University of Tennessee, Knoxville, PhD candidate Erica Grant is the subject of a spotlight this week. When Grant was an undergraduate physics major, she volunteered with the safety-awareness nonprofit Help Save the Next Girl. Her interest in security piqued, she watched seminars from a DEF CON hacker convention in Las Vegas and saw demonstrations of just how insecure smart locks can be.

Grant’s research goes along with her invention of a new security system for hotels and manufacturing facilities. “Quantum Lock,” uses quantum computing to develop a lock keyed to batches of random numbers from a central hub.

In Knoxville’s Innov865 Startup Day, Quantum Lock won the $3,000 Crowd Favorite prize.
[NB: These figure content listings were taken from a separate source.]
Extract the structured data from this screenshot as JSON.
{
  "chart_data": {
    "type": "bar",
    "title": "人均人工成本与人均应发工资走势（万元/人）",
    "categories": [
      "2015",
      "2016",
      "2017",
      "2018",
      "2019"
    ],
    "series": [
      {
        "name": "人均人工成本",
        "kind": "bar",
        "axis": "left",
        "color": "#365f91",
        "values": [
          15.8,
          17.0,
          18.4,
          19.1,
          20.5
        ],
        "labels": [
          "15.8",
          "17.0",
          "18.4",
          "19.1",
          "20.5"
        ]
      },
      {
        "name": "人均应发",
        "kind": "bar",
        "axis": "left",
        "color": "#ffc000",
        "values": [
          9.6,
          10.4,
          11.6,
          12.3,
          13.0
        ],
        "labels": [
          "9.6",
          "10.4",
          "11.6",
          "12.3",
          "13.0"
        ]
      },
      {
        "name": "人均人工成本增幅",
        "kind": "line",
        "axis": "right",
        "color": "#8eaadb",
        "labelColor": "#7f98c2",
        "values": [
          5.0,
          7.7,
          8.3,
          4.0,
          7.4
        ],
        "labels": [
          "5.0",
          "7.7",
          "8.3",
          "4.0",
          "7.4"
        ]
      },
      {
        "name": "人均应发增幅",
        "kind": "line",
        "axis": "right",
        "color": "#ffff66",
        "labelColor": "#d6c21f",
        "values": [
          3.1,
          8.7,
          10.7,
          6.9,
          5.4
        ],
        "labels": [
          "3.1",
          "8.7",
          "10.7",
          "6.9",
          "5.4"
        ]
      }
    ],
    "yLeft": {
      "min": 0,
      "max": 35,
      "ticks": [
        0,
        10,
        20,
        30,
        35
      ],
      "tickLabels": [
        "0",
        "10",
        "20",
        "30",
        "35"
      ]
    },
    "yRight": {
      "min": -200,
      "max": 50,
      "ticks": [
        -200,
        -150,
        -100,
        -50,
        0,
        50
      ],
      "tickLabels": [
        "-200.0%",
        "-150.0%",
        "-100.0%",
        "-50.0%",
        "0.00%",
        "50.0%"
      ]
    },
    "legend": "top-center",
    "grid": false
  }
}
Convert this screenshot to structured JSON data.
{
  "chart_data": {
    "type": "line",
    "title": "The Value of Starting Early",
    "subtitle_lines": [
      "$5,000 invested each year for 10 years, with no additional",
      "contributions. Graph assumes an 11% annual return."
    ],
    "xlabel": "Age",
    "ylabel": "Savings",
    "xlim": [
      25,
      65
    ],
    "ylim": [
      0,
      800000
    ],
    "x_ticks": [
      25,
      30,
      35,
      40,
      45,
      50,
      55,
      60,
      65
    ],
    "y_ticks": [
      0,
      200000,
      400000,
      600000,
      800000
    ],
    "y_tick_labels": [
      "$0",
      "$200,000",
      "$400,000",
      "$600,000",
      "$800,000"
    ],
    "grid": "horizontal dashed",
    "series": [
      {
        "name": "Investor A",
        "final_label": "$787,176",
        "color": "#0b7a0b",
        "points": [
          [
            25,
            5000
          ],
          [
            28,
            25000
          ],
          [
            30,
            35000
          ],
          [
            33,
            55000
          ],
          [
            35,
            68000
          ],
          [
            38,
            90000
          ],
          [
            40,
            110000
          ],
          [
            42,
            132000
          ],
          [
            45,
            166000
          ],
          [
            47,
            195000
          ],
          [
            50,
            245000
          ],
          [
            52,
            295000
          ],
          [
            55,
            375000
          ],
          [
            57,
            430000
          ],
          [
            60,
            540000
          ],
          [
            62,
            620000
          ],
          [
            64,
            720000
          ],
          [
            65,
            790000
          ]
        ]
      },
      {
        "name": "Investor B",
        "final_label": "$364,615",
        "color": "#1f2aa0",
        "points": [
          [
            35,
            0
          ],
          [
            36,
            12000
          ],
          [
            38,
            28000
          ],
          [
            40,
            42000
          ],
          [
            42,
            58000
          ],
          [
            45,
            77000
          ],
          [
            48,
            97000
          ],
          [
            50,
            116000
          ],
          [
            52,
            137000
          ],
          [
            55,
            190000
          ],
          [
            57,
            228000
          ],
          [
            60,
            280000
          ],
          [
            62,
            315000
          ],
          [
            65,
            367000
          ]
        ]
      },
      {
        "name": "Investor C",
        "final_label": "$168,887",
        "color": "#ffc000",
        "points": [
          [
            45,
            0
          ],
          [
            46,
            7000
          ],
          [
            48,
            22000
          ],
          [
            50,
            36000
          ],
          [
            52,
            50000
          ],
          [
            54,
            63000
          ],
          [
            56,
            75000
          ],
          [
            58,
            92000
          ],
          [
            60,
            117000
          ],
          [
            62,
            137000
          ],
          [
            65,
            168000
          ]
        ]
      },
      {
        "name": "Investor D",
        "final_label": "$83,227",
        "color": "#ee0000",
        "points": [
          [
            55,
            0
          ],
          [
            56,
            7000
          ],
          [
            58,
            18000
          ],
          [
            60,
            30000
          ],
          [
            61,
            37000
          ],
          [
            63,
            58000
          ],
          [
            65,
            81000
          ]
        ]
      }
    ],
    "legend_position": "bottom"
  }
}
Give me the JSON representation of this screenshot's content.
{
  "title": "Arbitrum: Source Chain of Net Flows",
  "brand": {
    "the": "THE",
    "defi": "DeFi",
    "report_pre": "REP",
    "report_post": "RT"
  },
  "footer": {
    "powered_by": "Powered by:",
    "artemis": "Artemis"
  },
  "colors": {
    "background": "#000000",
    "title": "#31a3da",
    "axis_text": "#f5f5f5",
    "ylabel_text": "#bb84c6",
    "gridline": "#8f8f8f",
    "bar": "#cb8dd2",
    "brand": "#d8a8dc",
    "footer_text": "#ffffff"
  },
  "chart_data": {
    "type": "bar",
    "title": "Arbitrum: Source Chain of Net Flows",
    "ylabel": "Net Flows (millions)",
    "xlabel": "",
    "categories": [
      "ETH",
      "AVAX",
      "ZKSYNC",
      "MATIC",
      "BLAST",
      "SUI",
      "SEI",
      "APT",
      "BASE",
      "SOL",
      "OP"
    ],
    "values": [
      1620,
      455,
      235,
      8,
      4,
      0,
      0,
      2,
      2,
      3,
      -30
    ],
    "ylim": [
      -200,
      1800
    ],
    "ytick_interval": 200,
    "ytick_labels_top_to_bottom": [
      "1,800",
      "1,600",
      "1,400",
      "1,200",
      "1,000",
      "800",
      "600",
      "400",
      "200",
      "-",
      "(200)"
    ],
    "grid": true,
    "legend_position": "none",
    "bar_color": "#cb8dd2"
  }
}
Grant also pitched at the Raising & Rising Event and the Innovation Crossroads Showcase during Knoxville’s Startup Week.

In the 2020 Collegiate Inventors Competition run by the US Patent and Trademark Office, Grant was selected as one of five graduate student finalists, and on October 27 and 28 she competed in a virtual format. Unfortunately, she did not win. “It was a huge honor to be a part of the competition,” she said. “It’s been two years of hard work.” In another milestone, she received a patent for Quantum Lock on October 6, and two weeks ago successfully defended her PhD dissertation.